Anyway, I look the club over, it's only slightly bigger than my appartment, which aint that big. There's a bar on both sides, a really small "private booth" section, a "dance floor" which is the crappiest I've seen in quite some time. Not that I club a whole lot, like I said I usually go to rock shows (which by the way never gave me any shit about how I dress, nor did they ever pad me down, despite the supposedly violent nature of the punk and hardcore scene) so it's not like I'm an expert, but I know a dive when I see one. And I don't mean in the quaint, street kinda way. This place was pretentious AND crappy, a turd covered in gold paint.

The super awesome dj was playing some sort of horrible radio friendly "hip hop/dance music/r and b" mish mosh that was so cliche it made MC Hammer's music seem cutting edge. I mean I like hip hop, I love Blackalicious, Wyclef, The Roots, A Tribe Called Quest, K-OS, LA Symphony, stuff like that, but all the gangster rap/cheesy self promoting, superficial stuff that gets oh so much play time just makes me wanna hurt people. That being said, even in that style of music, there are at least some decent songs to be played, songs that might not be the best content wise, but that at least sound good. This DJ had never heard of these songs. This DJ, I suspect, had never heard of a lot of songs. This DJ played two Mariah Carey songs. In the space of an hour.

Horrible music not withstanding, I decided to wait for a bit to see if anyone else showed up. I'd ordered two cokes and was just about to leave when a few people from my program did. So I hung out with them for a bit, we all sort of agreed that this club and this particular party where both less than spectacular. Eventually the girls I was with decided to take off to find another club. I figured, sure what the hell, not realizing it was already 12:30. So I go down and grab my coat, remarking to the coat check girl about the quality of my experience in the club. She smiles politely and says "Yeah". Then I go see the bouncer about my knife. He hands it back saying "Now you know what to do for next time?" I say "There aint gonna be a next time. This really aint my scene man."

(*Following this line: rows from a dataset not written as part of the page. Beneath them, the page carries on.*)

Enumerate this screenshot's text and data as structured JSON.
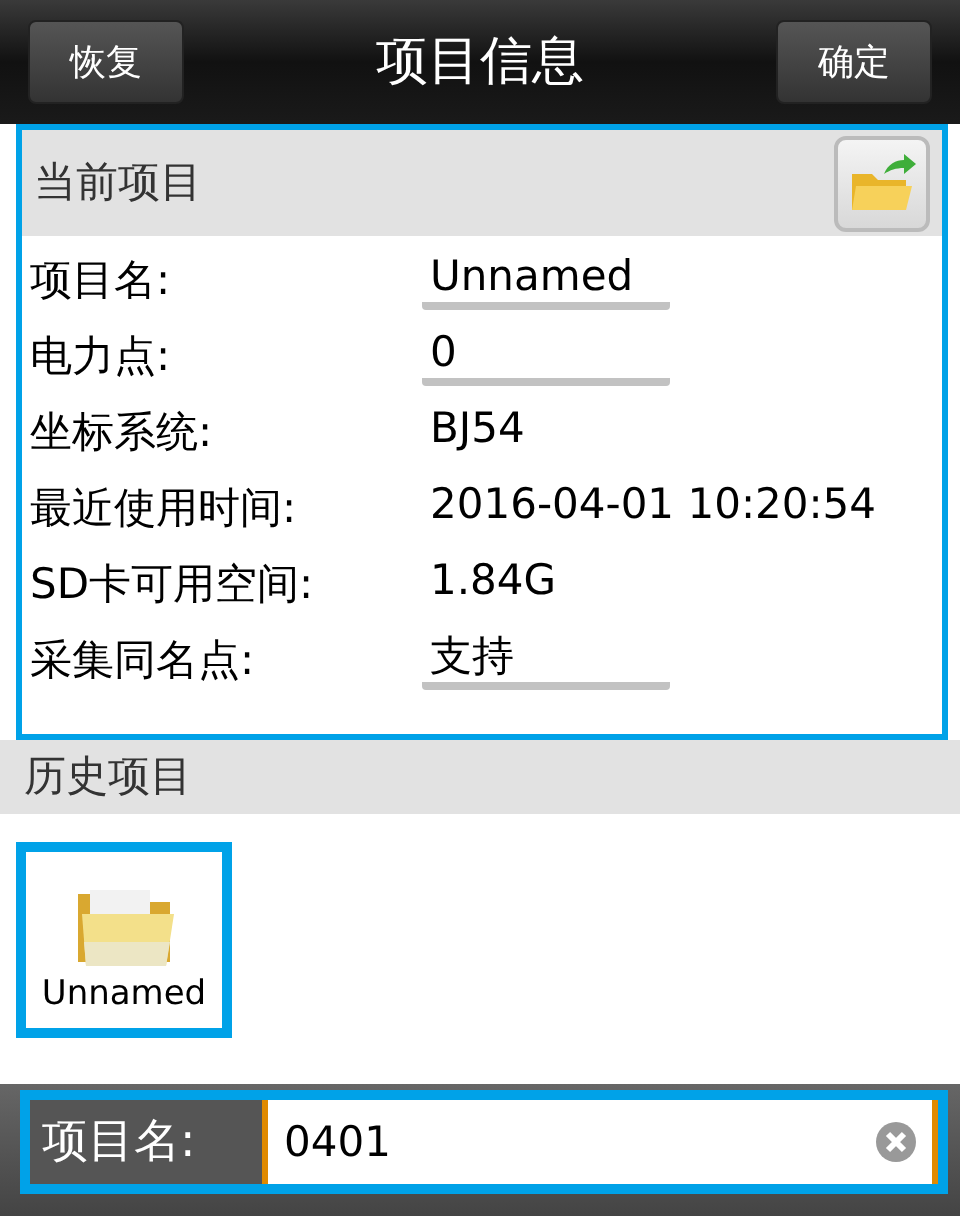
{
  "header": {
    "left_button": "恢复",
    "title": "项目信息",
    "right_button": "确定"
  },
  "current_project": {
    "title": "当前项目",
    "highlighted": true,
    "fields": [
      {
        "label": "项目名:",
        "value": "Unnamed",
        "editable": true
      },
      {
        "label": "电力点:",
        "value": "0",
        "editable": true
      },
      {
        "label": "坐标系统:",
        "value": "BJ54",
        "editable": false
      },
      {
        "label": "最近使用时间:",
        "value": "2016-04-01 10:20:54",
        "editable": false
      },
      {
        "label": "SD卡可用空间:",
        "value": "1.84G",
        "editable": false
      },
      {
        "label": "采集同名点:",
        "value": "支持",
        "editable": true
      }
    ]
  },
  "history": {
    "title": "历史项目",
    "items": [
      {
        "name": "Unnamed",
        "selected": true
      }
    ]
  },
  "bottom_input": {
    "label": "项目名:",
    "value": "0401",
    "focused": true
  }
}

Then I walk out and pass by the other bouncer, the one who wasn't gonna let me in. I quip "Best 8 bucks I ever spent" Not sure if he got that I was being sardonic. Anyway, I take a seat on the bench and wait for the girls to come out. Usually I'm not into those kinda ego trips, but it was nice seeing the look on the guys face as I left with them. There wasn't really all that much to it, but let the guy think what he wants to think, he was a jerk anyways.

So I follow the girls to this other club, thinking that it's relatively close by. Turns out it's across town. So five subway stops later, as we're waiting in line, I ask them how they're getting home. They all sort of shrug. Then it dawns on me to ask what time it was. They tell me, and I briefly toy with the idea of going to the club anyways and catching a cab home. I decide that's not the plan, so I run back to the station, catch the subway back to about 4 blocks from the bus stop, and run like hell. I get there about 4 minutes before the last bus of the night is supposed to be taking off, out of breath but glad I don't hafta take a cab home.

All in all it was a pretty shitty night, and it reaffirmed my utter lack of interested in the club scene. Give me a party at someone's place or a rock show any day, at least then if you meet new people you can actually get to talk to them, and/or people are there to have fun, not so they can get into someone's pants.

I was so turned off by the whole thing that I wrote a poem about it.
I'll post it later.

1 Comments:

Blogger bazooka radio said...

Nuts to clubs. Nuts to bouncers. Nuts to mr. Damn peanut and his stank ass monacle and hat!